Seruan untuk mereformasi sistem internasional mendominasi Sidang Umum ke-79 Perserikatan Bangsa-Bangsa (PBB) di New York,AS (24-29 September 2024), ketika para pemimpin dunia dan menteri luar negeri menyoroti ketidakmampuan lembaga-lembaga global dalam menangani konflik yang sedang berlangsung, krisis kemanusiaan, dan tantangan ekonomi. /ANTARA/Anadolu/py

Jakarta, aktual.com – Presiden Prabowo Subianto diagendakan menyampaikan pidato dalam sesi debat umum pada Sidang ke-80 Majelis Umum Perserikatan Bangsa-Bangsa (PBB). Presiden menegaskan berkali kali Indonesia mendukung kemerdekaan Palestina dan menolak penjajahan oleh Israel.

Anggota Komisi I DPR RI Taufiq R Abdullah, menegaskan bahwa bangsa Indonesia, baik rakyat, DPR, pemerintah, maupun berbagai elemen bangsa, tidak melihat isu Palestina semata-mata dari sudut pandang agama. Ia menekankan bahwa dukungan terhadap kemerdekaan Palestina datang dari semua golongan dan keyakinan di Indonesia, namun atas dasar kemanusiaan dan UUD 45.

“Pertama, Indonesia tidak melihat Palestina dari aspek agama. Semua agama di Indonesia mendukung bahwa Palestina harus segera diakui kemerdekaannya,” ujar Taufiq dikutip dari laman dpr.go.id, minggu (21/9)

Politikus PKB ini menambahkan bahwa secara de facto, Palestina sebenarnya telah merdeka. Namun, status kemerdekaan tersebut belum diakui secara resmi oleh banyak negara di dunia. Dalam hal ini, Taufiq merujuk pada hasil pemungutan suara di Majelis Umum Perserikatan Bangsa-Bangsa (PBB) di mana sebanyak 142 negara menyatakan dukungannya terhadap pengakuan kemerdekaan Palestina.

“Ini artinya, Palestina telah diakui oleh mayoritas bangsa di dunia,” tegasnya.

Namun ia pun menyoroti peran beberapa negara besar di PBB yang masih berupaya menggagalkan pengakuan resmi tersebut melalui hak veto. Menurutnya, dominasi negara-negara kuat secara ekonomi dan politik dalam proses pengambilan keputusan di PBB sudah saatnya dikaji ulang.

“Yang harus diperbaiki adalah struktur PBB itu sendiri, terutama terkait hak keanggotaan dan pengambilan keputusan.
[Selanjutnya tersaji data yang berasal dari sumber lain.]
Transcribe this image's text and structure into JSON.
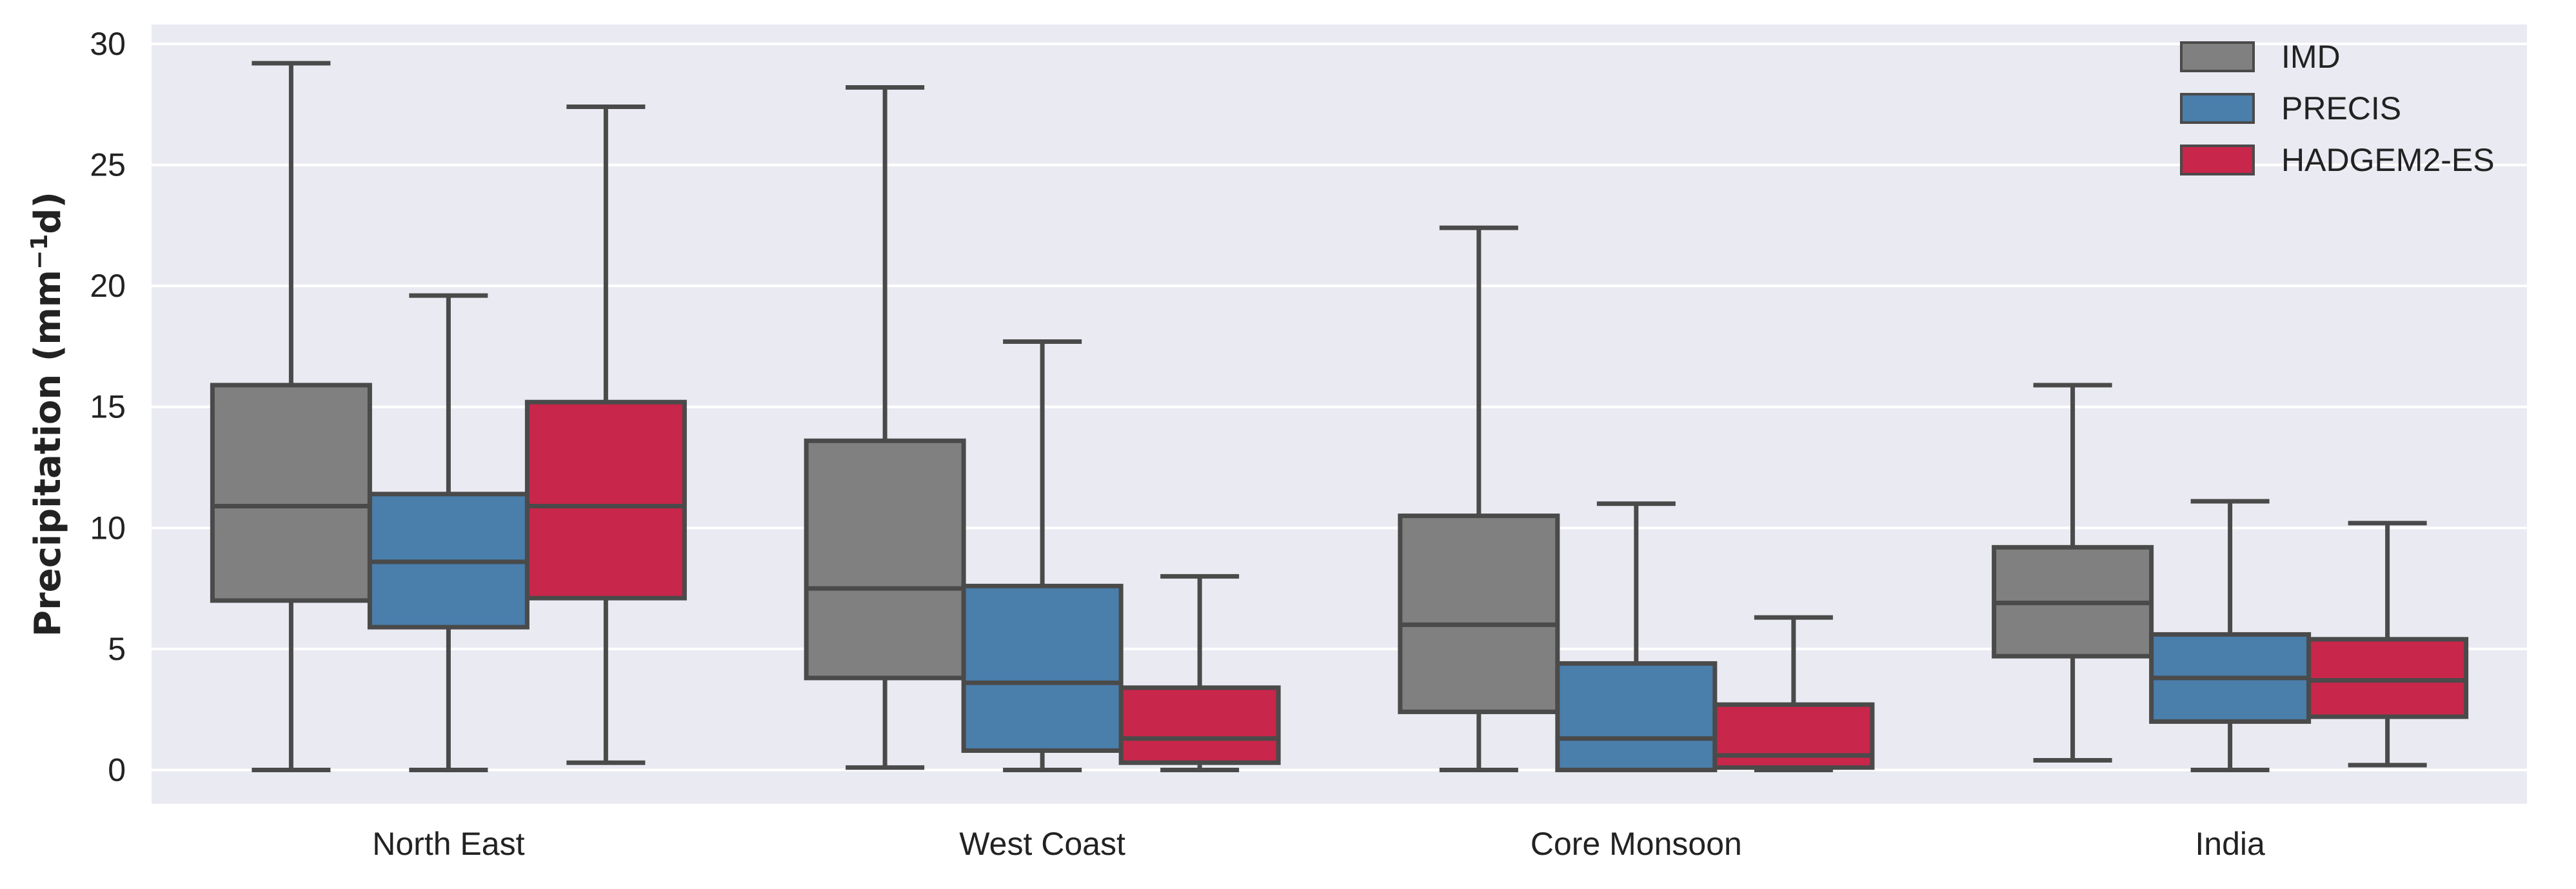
{
  "chart_data": {
    "type": "box",
    "categories": [
      "North East",
      "West Coast",
      "Core Monsoon",
      "India"
    ],
    "ylabel_main": "Precipitation (mm",
    "ylabel_sup": "−1",
    "ylabel_end": "d)",
    "ylim": [
      -1.4,
      30.8
    ],
    "yticks": [
      0,
      5,
      10,
      15,
      20,
      25,
      30
    ],
    "grid": true,
    "legend_position": "top-right",
    "series": [
      {
        "name": "IMD",
        "color": "#808080",
        "boxes": [
          {
            "whislo": 0.0,
            "q1": 7.0,
            "med": 10.9,
            "q3": 15.9,
            "whishi": 29.2
          },
          {
            "whislo": 0.1,
            "q1": 3.8,
            "med": 7.5,
            "q3": 13.6,
            "whishi": 28.2
          },
          {
            "whislo": 0.0,
            "q1": 2.4,
            "med": 6.0,
            "q3": 10.5,
            "whishi": 22.4
          },
          {
            "whislo": 0.4,
            "q1": 4.7,
            "med": 6.9,
            "q3": 9.2,
            "whishi": 15.9
          }
        ]
      },
      {
        "name": "PRECIS",
        "color": "#4a7eab",
        "boxes": [
          {
            "whislo": 0.0,
            "q1": 5.9,
            "med": 8.6,
            "q3": 11.4,
            "whishi": 19.6
          },
          {
            "whislo": 0.0,
            "q1": 0.8,
            "med": 3.6,
            "q3": 7.6,
            "whishi": 17.7
          },
          {
            "whislo": 0.0,
            "q1": 0.0,
            "med": 1.3,
            "q3": 4.4,
            "whishi": 11.0
          },
          {
            "whislo": 0.0,
            "q1": 2.0,
            "med": 3.8,
            "q3": 5.6,
            "whishi": 11.1
          }
        ]
      },
      {
        "name": "HADGEM2-ES",
        "color": "#c8264a",
        "boxes": [
          {
            "whislo": 0.3,
            "q1": 7.1,
            "med": 10.9,
            "q3": 15.2,
            "whishi": 27.4
          },
          {
            "whislo": 0.0,
            "q1": 0.3,
            "med": 1.3,
            "q3": 3.4,
            "whishi": 8.0
          },
          {
            "whislo": 0.0,
            "q1": 0.1,
            "med": 0.6,
            "q3": 2.7,
            "whishi": 6.3
          },
          {
            "whislo": 0.2,
            "q1": 2.2,
            "med": 3.7,
            "q3": 5.4,
            "whishi": 10.2
          }
        ]
      }
    ]
  },
  "colors": {
    "plot_background": "#eaeaf2",
    "grid": "#ffffff",
    "box_edge": "#4a4a4a",
    "text": "#222222"
  }
}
Tidak bisa negara-negara besar terus mendominasi dan memveto suara mayoritas,” jelasnya.

Atas dasar itu ia berharap, seluruh kepala negara di dunia untuk bersatu memberikan tekanan terhadap negara-negara kuat tersebut, agar mekanisme pengambilan keputusan di PBB benar-benar mencerminkan suara mayoritas anggota.

“Saya kira, dengan langkah itu, keputusan PBB yang telah disetujui oleh 142 negara itu harus menjadi keputusan yang sah dan mengikat,” ucapnya.

Untuk diketahui, hanya ada lima negara pemilik hak veto di PBB, ke lima negra ini adalah anggota tetap Dewan Keamanan Perserikatan Bangsa-Bangsa (PBB) yaitu Amerika Serikat, Rusia, RRC, Prancis, Inggris.

Kelima negara ini memiliki hak istimewa untuk membatalkan (memveto) keputusan atau resolusi substantif apa pun yang diajukan di Dewan Keamanan PBB. Hak veto ini merupakan warisan dari Perang Dunia II.